2) Sağlıkta hastalıkta, üzüntü ve sevinçli anlarında, düğün ve bayramlarda kendilerini ziyaret etmek,  onlardan biri vefat ederse yakınlarına başsağlığı dilemek, kendilerine destek olmak, cenazenin kaldırılmasında yardımcı olmak, dâvetlerini kabûl etmek, çocuklarını kendi çocuklarımız gibi sevmek, koruyup gözetmek de komşuluk görevlerindendir.

3)  Komşularımıza ikramda bulunmak dâ ahlâkî görevlerimizdendir. Peygamber efendimiz(s), “Ya Ebâ Zerr! Çorba pişirdiğin zaman suyunu çoğalt ve komşularını da unutma.” Diye tavsiyeside bulunmuş, ayrıca “Komşusu açken tok olarak yatan kimse bizden değildir.” buyurmuştur.

4) Fakir ve muhtaç komşuların yardımına koşmak, gerekirse onlara maddi yardımda bulunmak, ödünç para vermek, çalışabilecek durumda olanlara, geçimlerini sağlayacak bir iş sağlamak komşularının görevidir. Kimsesiz ve yaşlı komşularımızın, işlerini takip etmek, yapmak veya yaptırma da güzel bir davranıştır.

5) Komşuda olup bitenleri araştırmamak, ayıp ve kusurlarını ortaya çıkarmamak, bize karşı hatalı söz ve davranışlarda bulunmuşlarsa, onları anlayışla karşılayıp bağışlamak kendilerine dünya ve âhiret işlerinde yol gösterici olmak da komşuluk görevleri arasındadır.
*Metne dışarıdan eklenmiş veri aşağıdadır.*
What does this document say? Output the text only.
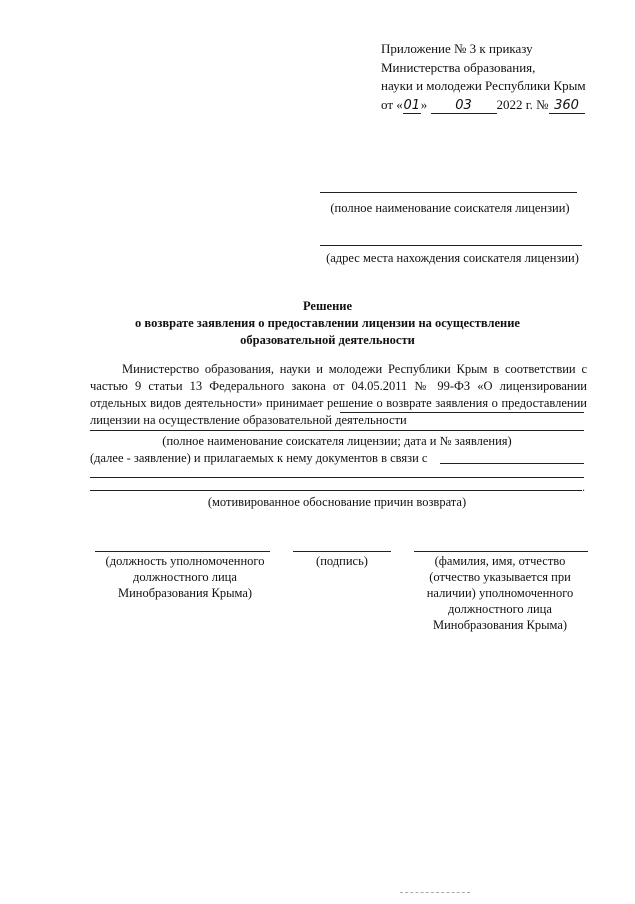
Приложение № 3 к приказу
Министерства образования,
науки и молодежи Республики Крым
от «01» 03 2022 г. № 360
(полное наименование соискателя лицензии)
(адрес места нахождения соискателя лицензии)
Решение
о возврате заявления о предоставлении лицензии на осуществление
образовательной деятельности
Министерство образования, науки и молодежи Республики Крым в соответствии с частью 9 статьи 13 Федерального закона от 04.05.2011 № 99-ФЗ «О лицензировании отдельных видов деятельности» принимает решение о возврате заявления о предоставлении лицензии на осуществление образовательной деятельности
(полное наименование соискателя лицензии; дата и № заявления)
(далее - заявление) и прилагаемых к нему документов в связи с
.
(мотивированное обоснование причин возврата)
(должность уполномоченного должностного лица Минобразования Крыма)
(подпись)	(фамилия, имя, отчество (отчество указывается при наличии) уполномоченного должностного лица Минобразования Крыма)
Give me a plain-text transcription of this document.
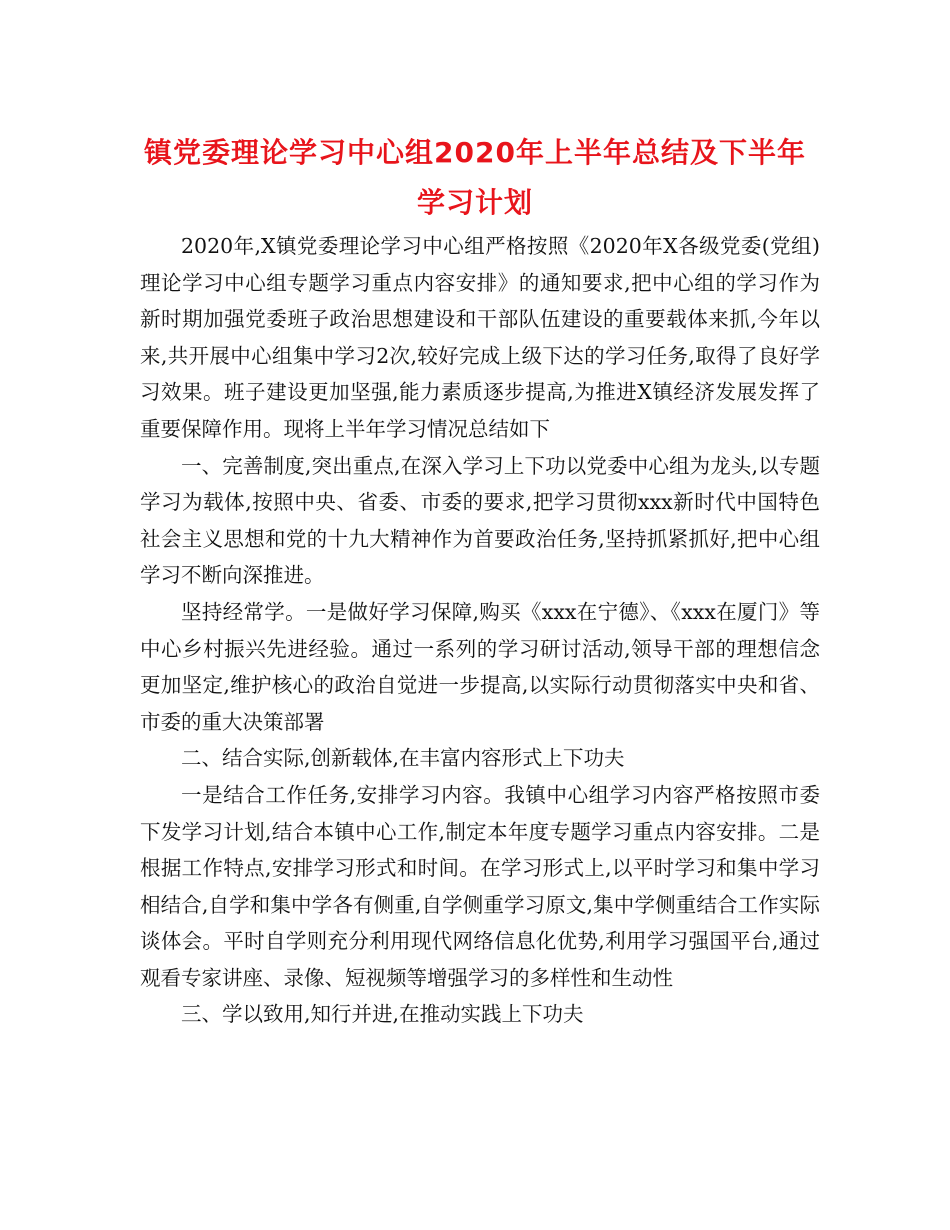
镇党委理论学习中心组2020年上半年总结及下半年学习计划

2020年,X镇党委理论学习中心组严格按照《2020年X各级党委(党组)理论学习中心组专题学习重点内容安排》的通知要求,把中心组的学习作为新时期加强党委班子政治思想建设和干部队伍建设的重要载体来抓,今年以来,共开展中心组集中学习2次,较好完成上级下达的学习任务,取得了良好学习效果。班子建设更加坚强,能力素质逐步提高,为推进X镇经济发展发挥了重要保障作用。现将上半年学习情况总结如下

一、完善制度,突出重点,在深入学习上下功以党委中心组为龙头,以专题学习为载体,按照中央、省委、市委的要求,把学习贯彻xxx新时代中国特色社会主义思想和党的十九大精神作为首要政治任务,坚持抓紧抓好,把中心组学习不断向深推进。

坚持经常学。一是做好学习保障,购买《xxx在宁德》、《xxx在厦门》等中心乡村振兴先进经验。通过一系列的学习研讨活动,领导干部的理想信念更加坚定,维护核心的政治自觉进一步提高,以实际行动贯彻落实中央和省、市委的重大决策部署

二、结合实际,创新载体,在丰富内容形式上下功夫

一是结合工作任务,安排学习内容。我镇中心组学习内容严格按照市委下发学习计划,结合本镇中心工作,制定本年度专题学习重点内容安排。二是根据工作特点,安排学习形式和时间。在学习形式上,以平时学习和集中学习相结合,自学和集中学各有侧重,自学侧重学习原文,集中学侧重结合工作实际谈体会。平时自学则充分利用现代网络信息化优势,利用学习强国平台,通过观看专家讲座、录像、短视频等增强学习的多样性和生动性

三、学以致用,知行并进,在推动实践上下功夫
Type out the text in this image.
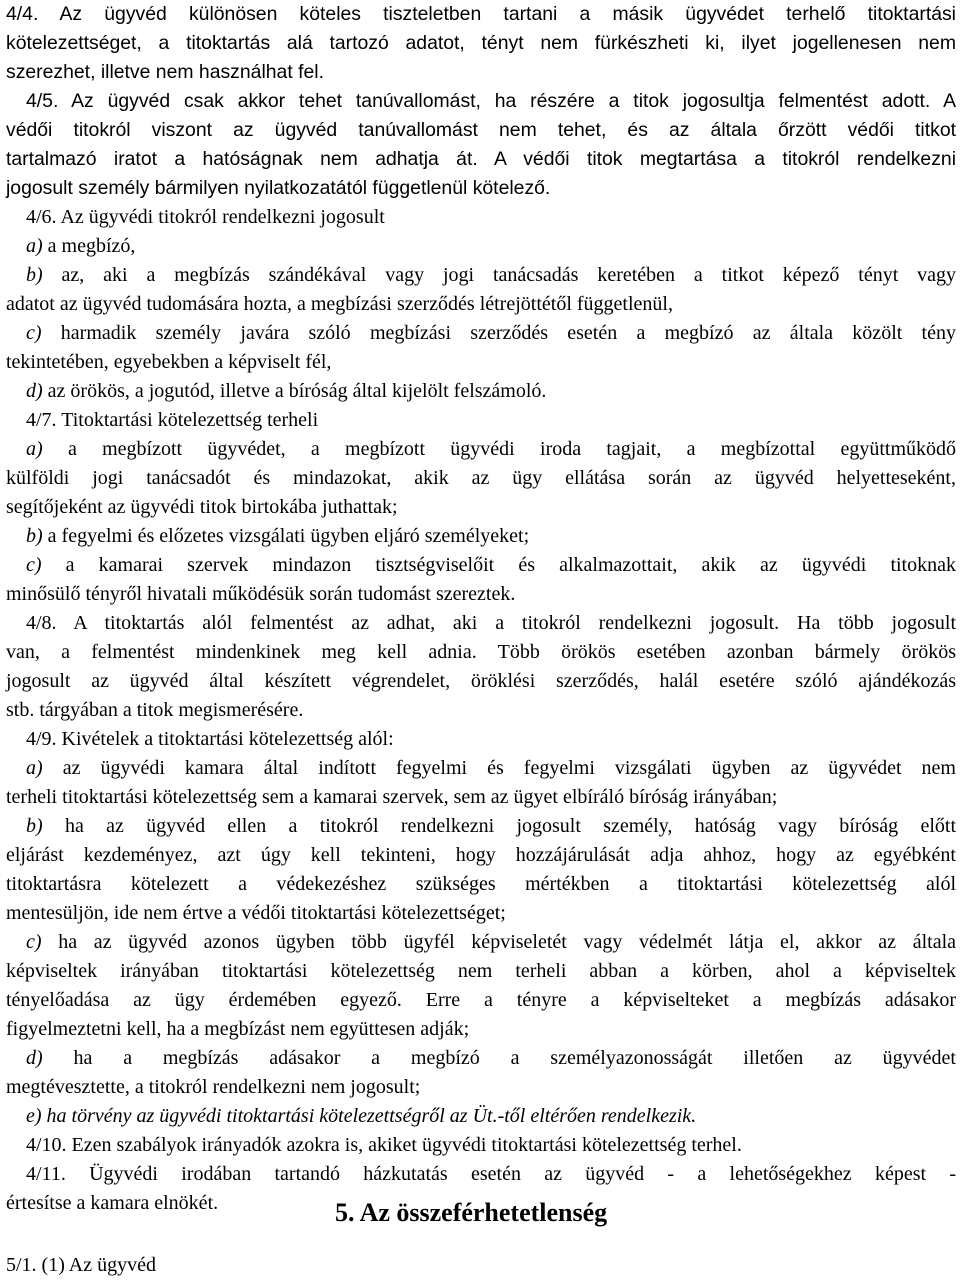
4/4. Az ügyvéd különösen köteles tiszteletben tartani a másik ügyvédet terhelő titoktartási
kötelezettséget, a titoktartás alá tartozó adatot, tényt nem fürkészheti ki, ilyet jogellenesen nem
szerezhet, illetve nem használhat fel.
4/5. Az ügyvéd csak akkor tehet tanúvallomást, ha részére a titok jogosultja felmentést adott. A
védői titokról viszont az ügyvéd tanúvallomást nem tehet, és az általa őrzött védői titkot
tartalmazó iratot a hatóságnak nem adhatja át. A védői titok megtartása a titokról rendelkezni
jogosult személy bármilyen nyilatkozatától függetlenül kötelező.
4/6. Az ügyvédi titokról rendelkezni jogosult
a) a megbízó,
b) az, aki a megbízás szándékával vagy jogi tanácsadás keretében a titkot képező tényt vagy
adatot az ügyvéd tudomására hozta, a megbízási szerződés létrejöttétől függetlenül,
c) harmadik személy javára szóló megbízási szerződés esetén a megbízó az általa közölt tény
tekintetében, egyebekben a képviselt fél,
d) az örökös, a jogutód, illetve a bíróság által kijelölt felszámoló.
4/7. Titoktartási kötelezettség terheli
a) a megbízott ügyvédet, a megbízott ügyvédi iroda tagjait, a megbízottal együttműködő
külföldi jogi tanácsadót és mindazokat, akik az ügy ellátása során az ügyvéd helyetteseként,
segítőjeként az ügyvédi titok birtokába juthattak;
b) a fegyelmi és előzetes vizsgálati ügyben eljáró személyeket;
c) a kamarai szervek mindazon tisztségviselőit és alkalmazottait, akik az ügyvédi titoknak
minősülő tényről hivatali működésük során tudomást szereztek.
4/8. A titoktartás alól felmentést az adhat, aki a titokról rendelkezni jogosult. Ha több jogosult
van, a felmentést mindenkinek meg kell adnia. Több örökös esetében azonban bármely örökös
jogosult az ügyvéd által készített végrendelet, öröklési szerződés, halál esetére szóló ajándékozás
stb. tárgyában a titok megismerésére.
4/9. Kivételek a titoktartási kötelezettség alól:
a) az ügyvédi kamara által indított fegyelmi és fegyelmi vizsgálati ügyben az ügyvédet nem
terheli titoktartási kötelezettség sem a kamarai szervek, sem az ügyet elbíráló bíróság irányában;
b) ha az ügyvéd ellen a titokról rendelkezni jogosult személy, hatóság vagy bíróság előtt
eljárást kezdeményez, azt úgy kell tekinteni, hogy hozzájárulását adja ahhoz, hogy az egyébként
titoktartásra kötelezett a védekezéshez szükséges mértékben a titoktartási kötelezettség alól
mentesüljön, ide nem értve a védői titoktartási kötelezettséget;
c) ha az ügyvéd azonos ügyben több ügyfél képviseletét vagy védelmét látja el, akkor az általa
képviseltek irányában titoktartási kötelezettség nem terheli abban a körben, ahol a képviseltek
tényelőadása az ügy érdemében egyező. Erre a tényre a képviselteket a megbízás adásakor
figyelmeztetni kell, ha a megbízást nem együttesen adják;
d) ha a megbízás adásakor a megbízó a személyazonosságát illetően az ügyvédet
megtévesztette, a titokról rendelkezni nem jogosult;
e) ha törvény az ügyvédi titoktartási kötelezettségről az Üt.-től eltérően rendelkezik.
4/10. Ezen szabályok irányadók azokra is, akiket ügyvédi titoktartási kötelezettség terhel.
4/11. Ügyvédi irodában tartandó házkutatás esetén az ügyvéd - a lehetőségekhez képest -
értesítse a kamara elnökét.	5. Az összeférhetetlenség
5/1. (1) Az ügyvéd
Kur'an-ı Kerim'de birbirinin kusurunu araştırmak ve başkasının gizli kalmış ayıplarını ortaya çıkarmaya çalışmak yasaklanmıştır.

 Günümüzde, yıllarca aynı apartmanda yaşayıp da tanışma fırsatı bulamayan bir komşuluk anlayışının İslam’ın lütfettiği bu prensipleri öğrenmeye ve uygulamaya ne kadarda ihtiyacı vardır.